Mean Absolute Deviation is a measure of variability that describes how spread out data values are from the arithmetic mean. Unlike variance and standard deviation, MAD uses absolute values instead of squaring, making it easier to interpret.

Formula: MAD = (1/n) x sum of |xi - mean| for all i. You first calculate the mean, then find the absolute difference between each data point and the mean, and finally average those absolute differences.

MAD vs. Standard Deviation: Both measure spread, but MAD is less sensitive to outliers because it does not square deviations. For a normal distribution, the standard deviation is approximately 1.2533 times the MAD. MAD is preferred when communicating results to non-technical audiences because it has a clear interpretation: the average distance from the average.

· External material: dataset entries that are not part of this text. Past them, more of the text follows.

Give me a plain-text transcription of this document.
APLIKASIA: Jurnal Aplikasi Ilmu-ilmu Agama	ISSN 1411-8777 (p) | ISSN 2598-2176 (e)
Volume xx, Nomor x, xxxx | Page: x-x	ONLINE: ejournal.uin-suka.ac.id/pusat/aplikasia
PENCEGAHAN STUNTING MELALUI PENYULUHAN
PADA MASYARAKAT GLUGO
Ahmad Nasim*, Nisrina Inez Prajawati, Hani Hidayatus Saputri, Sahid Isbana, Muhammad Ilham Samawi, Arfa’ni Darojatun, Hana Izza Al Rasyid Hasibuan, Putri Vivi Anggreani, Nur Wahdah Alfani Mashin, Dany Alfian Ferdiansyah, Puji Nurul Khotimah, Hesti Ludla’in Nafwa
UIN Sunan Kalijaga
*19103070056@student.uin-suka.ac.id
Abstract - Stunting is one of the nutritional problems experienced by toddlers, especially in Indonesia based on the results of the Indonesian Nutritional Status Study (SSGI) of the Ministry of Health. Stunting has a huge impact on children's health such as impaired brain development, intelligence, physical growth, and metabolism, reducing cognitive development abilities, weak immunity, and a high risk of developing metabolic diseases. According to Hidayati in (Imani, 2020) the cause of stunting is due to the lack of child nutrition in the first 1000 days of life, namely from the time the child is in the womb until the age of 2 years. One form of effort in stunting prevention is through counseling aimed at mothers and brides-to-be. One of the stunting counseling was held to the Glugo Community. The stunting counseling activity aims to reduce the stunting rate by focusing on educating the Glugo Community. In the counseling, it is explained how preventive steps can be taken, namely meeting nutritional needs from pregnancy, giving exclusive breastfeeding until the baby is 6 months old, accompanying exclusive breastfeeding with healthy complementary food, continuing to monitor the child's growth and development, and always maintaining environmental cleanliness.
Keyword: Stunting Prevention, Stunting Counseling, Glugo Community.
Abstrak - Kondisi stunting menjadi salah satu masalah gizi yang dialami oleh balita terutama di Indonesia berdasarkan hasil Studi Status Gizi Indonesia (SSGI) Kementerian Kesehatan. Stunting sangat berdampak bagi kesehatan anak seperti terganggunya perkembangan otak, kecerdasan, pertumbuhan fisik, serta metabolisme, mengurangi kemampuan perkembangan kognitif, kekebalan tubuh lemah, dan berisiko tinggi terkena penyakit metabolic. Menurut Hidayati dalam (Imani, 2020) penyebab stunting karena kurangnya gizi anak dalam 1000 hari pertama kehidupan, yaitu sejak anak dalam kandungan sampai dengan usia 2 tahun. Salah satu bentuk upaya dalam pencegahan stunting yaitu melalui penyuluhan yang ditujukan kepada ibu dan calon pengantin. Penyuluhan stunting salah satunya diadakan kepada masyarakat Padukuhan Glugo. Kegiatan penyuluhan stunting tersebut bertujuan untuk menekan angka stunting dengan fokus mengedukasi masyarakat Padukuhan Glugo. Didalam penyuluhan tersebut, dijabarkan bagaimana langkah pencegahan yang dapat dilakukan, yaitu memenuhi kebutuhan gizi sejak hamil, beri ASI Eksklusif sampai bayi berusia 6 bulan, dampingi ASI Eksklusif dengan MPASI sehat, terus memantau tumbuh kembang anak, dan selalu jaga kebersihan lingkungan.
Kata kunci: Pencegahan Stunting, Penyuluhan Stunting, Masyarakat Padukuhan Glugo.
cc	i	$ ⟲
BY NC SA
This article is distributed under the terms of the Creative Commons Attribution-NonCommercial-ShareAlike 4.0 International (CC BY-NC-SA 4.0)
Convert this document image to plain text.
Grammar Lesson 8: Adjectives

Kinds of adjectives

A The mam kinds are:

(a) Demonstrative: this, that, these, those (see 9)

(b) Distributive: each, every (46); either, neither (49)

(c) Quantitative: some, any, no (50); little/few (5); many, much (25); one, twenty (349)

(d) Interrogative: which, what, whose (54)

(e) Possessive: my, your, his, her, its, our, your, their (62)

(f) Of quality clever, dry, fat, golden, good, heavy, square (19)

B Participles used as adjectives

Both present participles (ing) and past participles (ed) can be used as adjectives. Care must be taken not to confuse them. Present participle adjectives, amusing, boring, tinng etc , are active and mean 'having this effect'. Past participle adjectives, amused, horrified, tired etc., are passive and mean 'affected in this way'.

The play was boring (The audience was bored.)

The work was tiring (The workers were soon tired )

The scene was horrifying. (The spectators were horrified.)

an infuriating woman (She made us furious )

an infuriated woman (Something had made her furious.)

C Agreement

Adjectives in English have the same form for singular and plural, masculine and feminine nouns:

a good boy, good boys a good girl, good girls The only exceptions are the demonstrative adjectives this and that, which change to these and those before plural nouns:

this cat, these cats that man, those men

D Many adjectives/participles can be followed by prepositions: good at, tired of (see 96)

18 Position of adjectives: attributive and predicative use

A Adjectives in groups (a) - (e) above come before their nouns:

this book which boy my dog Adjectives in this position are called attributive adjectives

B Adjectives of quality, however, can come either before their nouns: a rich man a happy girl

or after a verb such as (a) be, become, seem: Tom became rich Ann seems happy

## Frequently Asked Questions

**Q: What is the difference between MAD and standard deviation?**

A: MAD uses absolute differences from the mean, while standard deviation squares the differences. Standard deviation gives more weight to outliers (large deviations are squared). MAD is more robust and easier to interpret, but standard deviation is more common in statistical formulas because squared values have nicer mathematical properties.

**Q: Can MAD be zero?**

A: Yes, MAD is zero when all data values are identical (equal to the mean). A MAD of zero means there is no variability at all in the data.

**Q: When should I use MAD instead of standard deviation?**

A: Use MAD when your data has outliers, when you want a robust measure of spread, or when you need to communicate variability to a general audience. Standard deviation is preferred for statistical inference, hypothesis testing, and when data is approximately normally distributed.